Russia, for example, in the bloom of communism, he recognizes is just like America in the bloom of capitalism:

They don’t want to see sad faces in Russia; they want you to be cheerful, enthusiastic, light-hearted, optimistic. It sounded very much like America to me. I wasn’t born with this kind of enthusiasm.

India, he understands, is threatened not by England, but by America:

India’s enemy is not England, but America. India’s enemy is the time spirit, the hand which cannot be turned back. Nothing will avail to offset this virus which is poisoning the whole world. America is the very incarnation of doom. She will drag the whole world down to the bottomless pit.

America wants mindless enthusiasm; so does Russia; India, with her great spiritual culture, is about to be dragged into this fake ideal of progress which ends only in the slaughter of wars to end all wars.

Henry rejected belief in progress, belief in war, belief in meliorism. He opened himself to a more primal enthusiasm, an enthusiasm for admitting the light, since “only those who can admit the light into their gizzards can translate what is there in the heart.”

All of
Tropic of Cancer
is a digression against death. The artists Miller admires—Matisse, Proust—are those in whom he also sees a great antideath spirit.

In every poem by Matisse there is the history of a particle of human flesh which refused the consummation of death.

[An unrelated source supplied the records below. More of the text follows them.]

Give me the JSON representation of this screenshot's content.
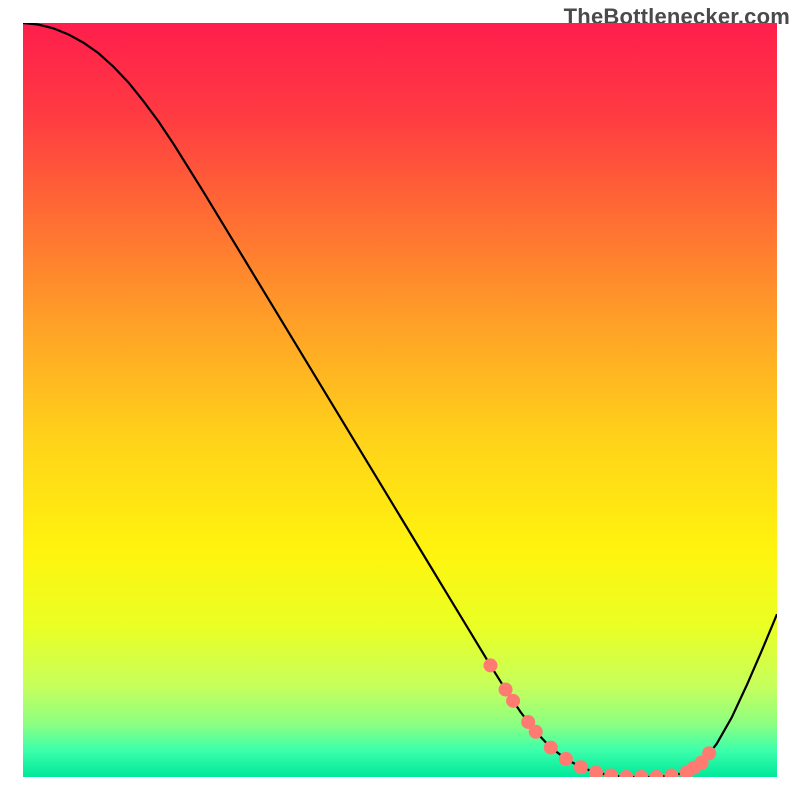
{
  "attribution": "TheBottlenecker.com",
  "chart_data": {
    "type": "line",
    "title": "",
    "xlabel": "",
    "ylabel": "",
    "xlim": [
      0,
      100
    ],
    "ylim": [
      0,
      100
    ],
    "x": [
      0,
      2,
      4,
      6,
      8,
      10,
      12,
      14,
      16,
      18,
      20,
      22,
      24,
      26,
      28,
      30,
      32,
      34,
      36,
      38,
      40,
      42,
      44,
      46,
      48,
      50,
      52,
      54,
      56,
      58,
      60,
      62,
      64,
      66,
      68,
      70,
      72,
      74,
      76,
      78,
      80,
      82,
      84,
      86,
      88,
      90,
      92,
      94,
      96,
      98,
      100
    ],
    "values": [
      100.0,
      99.8,
      99.3,
      98.5,
      97.4,
      96.0,
      94.2,
      92.1,
      89.6,
      86.9,
      83.9,
      80.7,
      77.5,
      74.2,
      70.9,
      67.6,
      64.3,
      61.0,
      57.7,
      54.4,
      51.1,
      47.8,
      44.5,
      41.2,
      37.9,
      34.6,
      31.3,
      28.0,
      24.7,
      21.4,
      18.1,
      14.8,
      11.6,
      8.6,
      6.0,
      3.9,
      2.4,
      1.3,
      0.6,
      0.2,
      0.0,
      0.0,
      0.0,
      0.2,
      0.6,
      1.9,
      4.4,
      7.9,
      12.2,
      16.8,
      21.6
    ],
    "marker_points_x": [
      62,
      64,
      65,
      67,
      68,
      70,
      72,
      74,
      76,
      78,
      80,
      82,
      84,
      86,
      88,
      89,
      90,
      91
    ],
    "gradient_stops": [
      {
        "offset": 0.0,
        "color": "#ff1e4c"
      },
      {
        "offset": 0.12,
        "color": "#ff3a43"
      },
      {
        "offset": 0.25,
        "color": "#ff6a34"
      },
      {
        "offset": 0.4,
        "color": "#ffa127"
      },
      {
        "offset": 0.55,
        "color": "#ffd21a"
      },
      {
        "offset": 0.7,
        "color": "#fff40e"
      },
      {
        "offset": 0.8,
        "color": "#eaff24"
      },
      {
        "offset": 0.88,
        "color": "#c6ff5c"
      },
      {
        "offset": 0.93,
        "color": "#8cff82"
      },
      {
        "offset": 0.965,
        "color": "#3bffab"
      },
      {
        "offset": 1.0,
        "color": "#00e89a"
      }
    ],
    "line_color": "#000000",
    "marker_color": "#ff7b72",
    "background": "#ffffff"
  }
}
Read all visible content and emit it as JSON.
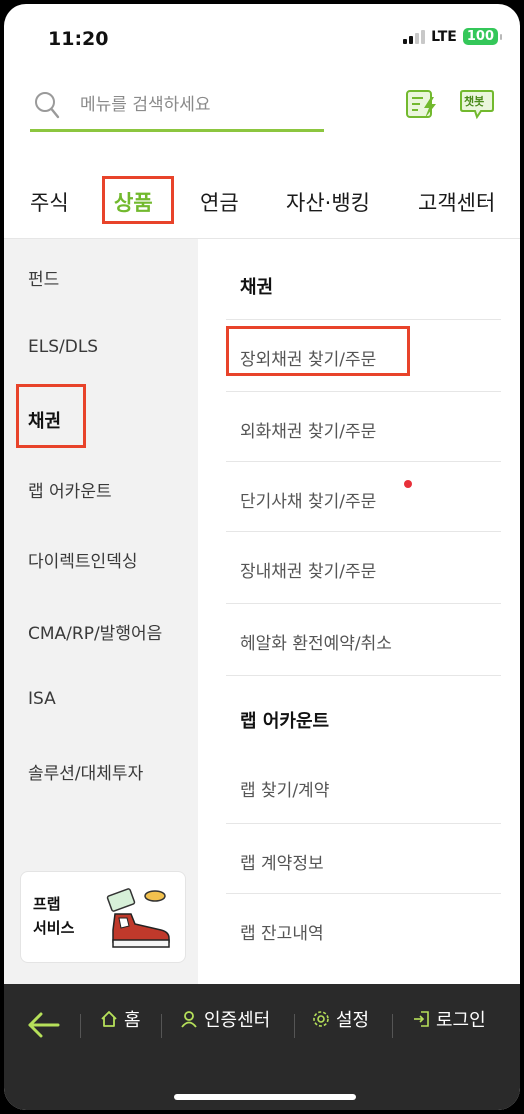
{
  "status": {
    "time": "11:20",
    "network": "LTE",
    "battery": "100"
  },
  "search": {
    "placeholder": "메뉴를 검색하세요"
  },
  "header_icons": {
    "chatbot_label": "챗봇"
  },
  "tabs": [
    {
      "label": "주식"
    },
    {
      "label": "상품"
    },
    {
      "label": "연금"
    },
    {
      "label": "자산·뱅킹"
    },
    {
      "label": "고객센터"
    }
  ],
  "active_tab": "상품",
  "left_menu": [
    {
      "label": "펀드"
    },
    {
      "label": "ELS/DLS"
    },
    {
      "label": "채권"
    },
    {
      "label": "랩 어카운트"
    },
    {
      "label": "다이렉트인덱싱"
    },
    {
      "label": "CMA/RP/발행어음"
    },
    {
      "label": "ISA"
    },
    {
      "label": "솔루션/대체투자"
    }
  ],
  "promo": {
    "line1": "프랩",
    "line2": "서비스"
  },
  "sections": [
    {
      "title": "채권",
      "items": [
        {
          "label": "장외채권 찾기/주문"
        },
        {
          "label": "외화채권 찾기/주문"
        },
        {
          "label": "단기사채 찾기/주문"
        },
        {
          "label": "장내채권 찾기/주문"
        },
        {
          "label": "헤알화 환전예약/취소"
        }
      ]
    },
    {
      "title": "랩 어카운트",
      "items": [
        {
          "label": "랩 찾기/계약"
        },
        {
          "label": "랩 계약정보"
        },
        {
          "label": "랩 잔고내역"
        }
      ]
    }
  ],
  "bottom_nav": [
    {
      "label": "홈"
    },
    {
      "label": "인증센터"
    },
    {
      "label": "설정"
    },
    {
      "label": "로그인"
    }
  ],
  "colors": {
    "accent": "#72b92e",
    "highlight": "#e8432a",
    "bottom_bar": "#2a2a2a",
    "new_dot": "#e8303a"
  }
}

The whole run of flesh, from hair to nails, expresses the miracle of breathing, as if the inner eye, in its thirst for a greater reality, had converted the pores of the flesh into hungry seeing mouths.

Because he is “immersed in the very plexus of life,” because he is seeing life with the wild irreverence of one who has abandoned the quiet desperation of the proper breadwinning spouse, the useless anger of the disappointed believer in progress, Miller can cut straight to its core.

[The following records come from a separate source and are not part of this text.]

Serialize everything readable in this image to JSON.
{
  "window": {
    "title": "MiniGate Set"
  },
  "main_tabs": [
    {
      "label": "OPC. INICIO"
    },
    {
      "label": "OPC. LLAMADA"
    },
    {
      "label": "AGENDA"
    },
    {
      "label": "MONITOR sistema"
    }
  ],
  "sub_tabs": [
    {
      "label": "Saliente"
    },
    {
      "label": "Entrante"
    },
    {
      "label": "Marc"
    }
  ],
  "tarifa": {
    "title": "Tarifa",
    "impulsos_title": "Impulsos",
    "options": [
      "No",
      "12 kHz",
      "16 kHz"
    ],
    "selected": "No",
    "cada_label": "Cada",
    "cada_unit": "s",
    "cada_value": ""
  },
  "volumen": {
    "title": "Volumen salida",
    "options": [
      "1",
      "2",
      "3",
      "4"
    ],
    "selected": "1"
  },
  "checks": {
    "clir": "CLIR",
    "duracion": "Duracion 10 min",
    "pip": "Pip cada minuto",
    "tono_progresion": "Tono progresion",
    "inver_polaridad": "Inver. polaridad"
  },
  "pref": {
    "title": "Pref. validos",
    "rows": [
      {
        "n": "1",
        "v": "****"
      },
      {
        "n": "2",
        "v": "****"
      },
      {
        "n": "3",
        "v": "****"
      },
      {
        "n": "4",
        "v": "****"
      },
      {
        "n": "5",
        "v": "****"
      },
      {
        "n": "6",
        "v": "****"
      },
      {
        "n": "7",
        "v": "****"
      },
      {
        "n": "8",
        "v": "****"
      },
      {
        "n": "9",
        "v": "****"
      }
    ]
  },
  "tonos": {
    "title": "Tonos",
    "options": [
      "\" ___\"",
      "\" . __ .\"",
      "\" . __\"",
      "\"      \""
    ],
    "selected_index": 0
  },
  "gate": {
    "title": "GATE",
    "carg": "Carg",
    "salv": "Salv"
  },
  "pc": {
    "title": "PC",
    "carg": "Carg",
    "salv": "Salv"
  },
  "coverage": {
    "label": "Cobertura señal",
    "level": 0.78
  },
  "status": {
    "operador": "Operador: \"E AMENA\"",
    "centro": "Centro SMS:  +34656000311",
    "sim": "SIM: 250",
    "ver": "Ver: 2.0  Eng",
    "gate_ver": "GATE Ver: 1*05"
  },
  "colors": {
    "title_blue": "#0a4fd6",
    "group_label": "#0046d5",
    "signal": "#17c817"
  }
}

And what does he see? That man is a bag of guts, hungering, a chancred prick seeking a diseased cunt; that all human life comes down to shit. And out of shit comes philosophy.

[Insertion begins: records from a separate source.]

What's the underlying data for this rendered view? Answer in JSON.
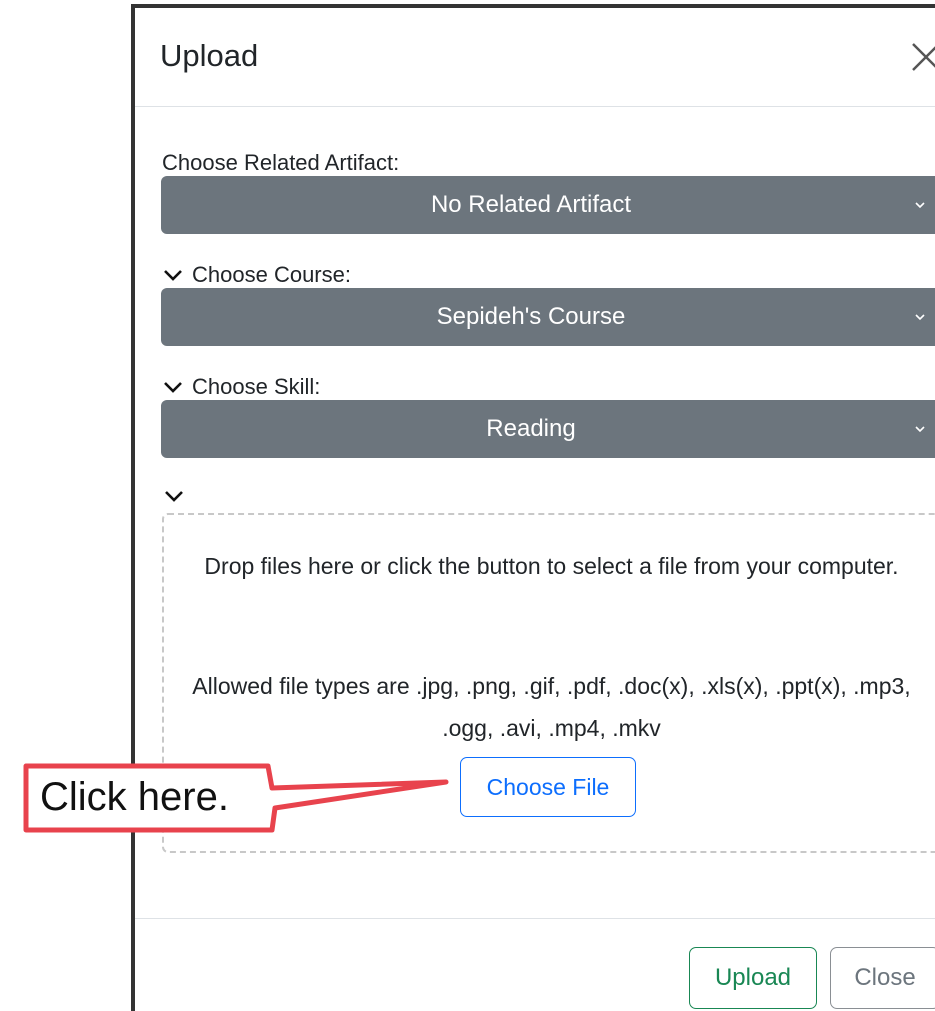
{
  "modal": {
    "title": "Upload",
    "close_icon": "close-x-icon"
  },
  "fields": {
    "artifact": {
      "label": "Choose Related Artifact:",
      "selected": "No Related Artifact"
    },
    "course": {
      "label": "Choose Course:",
      "selected": "Sepideh's Course"
    },
    "skill": {
      "label": "Choose Skill:",
      "selected": "Reading"
    }
  },
  "dropzone": {
    "instruction": "Drop files here or click the button to select a file from your computer.",
    "allowed_types": "Allowed file types are .jpg, .png, .gif, .pdf, .doc(x), .xls(x), .ppt(x), .mp3, .ogg, .avi, .mp4, .mkv",
    "choose_button": "Choose File"
  },
  "footer": {
    "upload_label": "Upload",
    "close_label": "Close"
  },
  "annotation": {
    "callout_text": "Click here."
  },
  "colors": {
    "select_bg": "#6c757d",
    "primary": "#0d6efd",
    "success": "#198754",
    "secondary": "#6c757d",
    "callout_border": "#e8434d"
  }
}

What does he do with this vision of humanity, stripped of illusion? Does he despair, like Celine? Does he invent Utopias and dystopias, like Huxley? No—he laughs a great, hearty Rabelaisian laugh and finds in the rotting matter at the heart of things a spiritual illumination!

And so I think what a miracle it would be if this miracle which man attends eternally should turn out to be nothing more than these two enormous turds which the faithful disciple dropped in the
bidet.
What if at the last moment, when the banquet table is set and the cymbals clash, there should appear suddenly, and wholly without warning, a silver platter on which even the blind could see that there is nothing more, and nothing less, than two enormous lumps of shit.